„Autochthone Reben“ 50 Jahre Kultclub W71

Aus der Baracke am Bolzplatz wurde ein Jazzclub. Und die Kleinstadt Weikersheim verwandelte sich zum Mekka für Musikfans aus Süddeutschland. Von Helmut Boettiger.

Dass dieses Gebäude einmal ein Campingplatz-Kiosk war, sieht man heute kaum noch. Inzwischen ist es modernisiert und darin befindet sich nach einem kleinen Anbau nun ein renommierter Musikclub.

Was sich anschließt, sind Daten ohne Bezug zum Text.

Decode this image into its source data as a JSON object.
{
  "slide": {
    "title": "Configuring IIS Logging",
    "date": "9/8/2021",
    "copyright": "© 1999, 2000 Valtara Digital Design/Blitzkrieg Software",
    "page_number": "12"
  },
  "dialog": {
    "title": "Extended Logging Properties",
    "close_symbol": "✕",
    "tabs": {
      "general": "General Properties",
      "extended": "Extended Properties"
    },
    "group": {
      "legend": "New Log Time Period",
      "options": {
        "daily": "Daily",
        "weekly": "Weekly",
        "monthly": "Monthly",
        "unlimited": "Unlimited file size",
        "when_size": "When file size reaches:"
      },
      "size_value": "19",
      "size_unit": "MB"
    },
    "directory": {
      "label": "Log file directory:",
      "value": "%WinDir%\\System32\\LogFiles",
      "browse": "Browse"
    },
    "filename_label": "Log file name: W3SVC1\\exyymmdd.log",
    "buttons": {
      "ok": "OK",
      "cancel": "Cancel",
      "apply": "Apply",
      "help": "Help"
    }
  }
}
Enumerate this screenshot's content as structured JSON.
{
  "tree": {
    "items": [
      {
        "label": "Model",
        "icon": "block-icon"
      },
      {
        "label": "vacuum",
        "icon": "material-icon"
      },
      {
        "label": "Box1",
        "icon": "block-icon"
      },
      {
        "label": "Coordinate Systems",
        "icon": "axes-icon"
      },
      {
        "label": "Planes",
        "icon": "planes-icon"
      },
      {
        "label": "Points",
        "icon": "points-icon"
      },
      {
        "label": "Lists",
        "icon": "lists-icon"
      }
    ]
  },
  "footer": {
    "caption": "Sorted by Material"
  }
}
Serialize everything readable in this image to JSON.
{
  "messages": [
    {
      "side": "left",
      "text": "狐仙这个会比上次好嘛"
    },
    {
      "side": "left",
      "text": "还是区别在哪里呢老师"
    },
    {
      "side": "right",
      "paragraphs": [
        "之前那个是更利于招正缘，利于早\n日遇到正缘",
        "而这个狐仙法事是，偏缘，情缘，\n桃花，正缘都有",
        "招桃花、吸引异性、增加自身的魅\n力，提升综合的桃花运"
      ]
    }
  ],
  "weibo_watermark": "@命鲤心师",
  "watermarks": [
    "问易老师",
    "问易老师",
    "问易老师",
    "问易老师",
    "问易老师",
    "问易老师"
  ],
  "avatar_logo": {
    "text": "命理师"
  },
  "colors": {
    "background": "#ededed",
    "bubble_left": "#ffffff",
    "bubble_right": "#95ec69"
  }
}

Am Klavier auf der Bühne sitzt gerade der griechische Jazzpianist Villy Paraskevopoulos und spielt zusammen mit den österreichischen Künstlern Uli Winter (Cello) und Fredi Pröll an den Drums.

Es ist eines der ersten Konzerte im Club W71 in Weikersheim seit Beginn der Coronapandemie, circa 40 Zu­hö­re­r:in­nen sind anwesend. Nur eine Minderheit kommt aus dem Ort selbst, der Kleinstadt Weikersheim. Viele sind von weither angereist: aus Nürnberg, Karlsruhe oder Frankfurt.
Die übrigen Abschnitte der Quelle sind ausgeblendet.